Bruxelles, 02/02/2011 (Agence Europe) - Collecter au niveau européen les données des passagers aériens à destination ou en provenance des pays tiers pour lutter contre le terrorisme et les crimes graves tout en garantissant un haut niveau de protection de la vie privée. C'est ce que la commissaire en charge des Affaires intérieures, Cécilia Malmström, a suggéré mercredi 2 février dans une proposition de directive visant à obliger les compagnies aériennes à fournir aux autorités compétentes des 27 une série d'informations personnelles relatives aux passagers de ces vols internationaux, les fameuses données PNR (Passenger name records) incluant le nom, l'adresse, les numéros de téléphone ou encore les informations bancaires.
Des données qui seront transférées à une unité spécifique spécialement mise en place dans chaque État membre et qui y seront analysées et croisées avec d'autres fichiers par des équipes spécialisées, officiers de police ou autres experts spécialisés dans l'analyse de ces données.

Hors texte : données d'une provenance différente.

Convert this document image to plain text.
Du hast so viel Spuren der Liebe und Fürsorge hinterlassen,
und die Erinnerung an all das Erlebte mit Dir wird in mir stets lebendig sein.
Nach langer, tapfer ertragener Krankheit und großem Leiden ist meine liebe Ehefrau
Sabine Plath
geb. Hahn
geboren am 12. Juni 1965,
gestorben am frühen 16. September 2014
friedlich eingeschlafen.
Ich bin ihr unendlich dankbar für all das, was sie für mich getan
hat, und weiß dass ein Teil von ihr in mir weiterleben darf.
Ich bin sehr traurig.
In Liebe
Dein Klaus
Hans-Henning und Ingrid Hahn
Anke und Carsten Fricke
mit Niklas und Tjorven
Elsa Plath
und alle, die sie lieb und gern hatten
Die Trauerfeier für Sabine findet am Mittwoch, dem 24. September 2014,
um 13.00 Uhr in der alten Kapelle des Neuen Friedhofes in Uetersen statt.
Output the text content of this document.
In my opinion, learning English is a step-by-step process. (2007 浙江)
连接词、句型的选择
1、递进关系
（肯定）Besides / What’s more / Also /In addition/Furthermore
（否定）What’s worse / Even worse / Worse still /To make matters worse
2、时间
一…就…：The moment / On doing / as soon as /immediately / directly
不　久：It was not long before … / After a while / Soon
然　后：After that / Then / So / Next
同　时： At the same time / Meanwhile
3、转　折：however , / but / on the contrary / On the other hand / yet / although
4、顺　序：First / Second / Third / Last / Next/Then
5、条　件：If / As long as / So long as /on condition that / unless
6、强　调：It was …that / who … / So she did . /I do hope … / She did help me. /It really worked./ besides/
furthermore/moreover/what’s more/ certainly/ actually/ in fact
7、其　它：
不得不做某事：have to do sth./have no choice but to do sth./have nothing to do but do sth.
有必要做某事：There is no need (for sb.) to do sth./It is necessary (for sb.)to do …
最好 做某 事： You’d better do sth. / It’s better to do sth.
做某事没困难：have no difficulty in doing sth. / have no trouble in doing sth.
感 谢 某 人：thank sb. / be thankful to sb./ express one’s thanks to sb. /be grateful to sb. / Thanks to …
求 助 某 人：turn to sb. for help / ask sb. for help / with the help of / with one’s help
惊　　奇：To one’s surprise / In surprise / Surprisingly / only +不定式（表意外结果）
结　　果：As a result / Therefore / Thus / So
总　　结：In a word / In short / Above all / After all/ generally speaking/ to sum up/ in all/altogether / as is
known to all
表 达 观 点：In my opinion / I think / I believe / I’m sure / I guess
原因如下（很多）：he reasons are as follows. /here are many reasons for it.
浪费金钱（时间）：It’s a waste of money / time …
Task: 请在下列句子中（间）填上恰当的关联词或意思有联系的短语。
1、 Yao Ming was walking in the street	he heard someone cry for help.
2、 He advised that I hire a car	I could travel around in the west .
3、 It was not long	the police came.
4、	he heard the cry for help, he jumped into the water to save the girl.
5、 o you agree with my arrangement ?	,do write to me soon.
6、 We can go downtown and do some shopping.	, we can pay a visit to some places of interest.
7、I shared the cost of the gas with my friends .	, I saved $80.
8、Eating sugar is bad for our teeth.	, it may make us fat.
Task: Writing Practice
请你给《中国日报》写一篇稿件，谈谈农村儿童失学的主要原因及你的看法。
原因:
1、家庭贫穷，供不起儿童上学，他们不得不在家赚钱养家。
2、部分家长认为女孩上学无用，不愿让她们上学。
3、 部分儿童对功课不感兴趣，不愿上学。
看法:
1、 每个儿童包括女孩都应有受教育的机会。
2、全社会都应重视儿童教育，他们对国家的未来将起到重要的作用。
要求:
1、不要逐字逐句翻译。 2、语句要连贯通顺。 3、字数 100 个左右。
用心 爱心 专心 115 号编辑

Ces unités seront ensuite tenues de mettre en place un mécanisme d'alerte et de partage de leurs résultats avec leurs homologues européens si certains passagers devaient présenter des liens avec le terrorisme ou le crime organisé.
Selon le texte proposé, les informations plus sensibles, comme celles liées aux convictions religieuses, aux orientations sexuelles ou aux origines ethniques, ne pourront en aucun cas être transmises, a assuré Mme Malmström, et en ce qui concerne la protection des libertés individuelles, la commissaire a également proposé que ces données PNR ne puissent être conservées au-delà d'une durée de 30 jours. Mais il sera ensuite possible de les conserver jusqu'à 5 ans sous une forme anonyme, ces informations étant alors masquées et un code d'accès étant nécessaire aux autorités requérantes pour accéder aux coordonnées des personnes. Cette durée est par ailleurs conforme à la pratique des États-membres en matière de rétention des données, a précisé la Commission, les États membres optant en moyenne pour une durée de 4 à 6 ans.
Car, et c'est l'objectif de la directive, plusieurs États-membres disposent en effet déjà de leur propre système PNR, entre le Royaume-Uni, la France, le Danemark par exemple ou d'autres pays, comme les Pays-Bas, mettant actuellement en place ce type de système. Pour la Commission, il était donc temps d'harmoniser les pratiques des États-membres, notamment en ce qui concerne la protection des données personnelles. Pour autant, la proposition de directive pourrait ne pas répondre à certaines de leurs attentes, en particulier en ce qui concerne les vols à l'intérieur de l'Union européenne. Car le Royaume-Uni, la Suède, le Danemark et la France, au moins, poussent eux l'idée d'un PNR européen qui s'appliquerait aussi à tous les vols opérés à l'intérieur de l'UE. Une possibilité que la Commission n'a pas écartée mercredi, prévoyant dans son texte une clause de révision permettant de se pencher sur ce PNR intra-européen dans les deux ans suivant l'entrée en vigueur de la directive, mais qu'elle juge à ce stade irréalisable et trop coûteuse. Cet argument du coût pourrait toutefois ne pas être très pertinent au Conseil (la proposition, qui requiert la majorité qualifiée, sera présentée le 24 février prochain), les États membres pouvant très bien, selon une source, conditionner leur accord à une extension du PNR européen aux vols intérieurs.
En attendant, le Parlement, autre co-décideur, a lui plutôt bien accueilli ces propositions, la députée néerlandaise Sophia In't Veld (ADLE) se réjouissant que la Commission ait entendu les "critiques" du Parlement (des propositions initiales évoquaient une durée de rétention de 13 ans) et ses préoccupations sur la protection des données. Mais d'autres questions restent toutefois ouvertes pour Sarah Ludford (ADLE), car à côté de ces nouvelles règles européennes l'UE est déjà engagée auprès des États-Unis, du Canada ou de l'Australie dans des accords PNR moins stricts en termes de confidentialité et de rétention des données quand il s'agit du transfert des données des passagers européens vers ces trois pays. Une incohérence que le Parlement voudrait comprendre. (S.P.)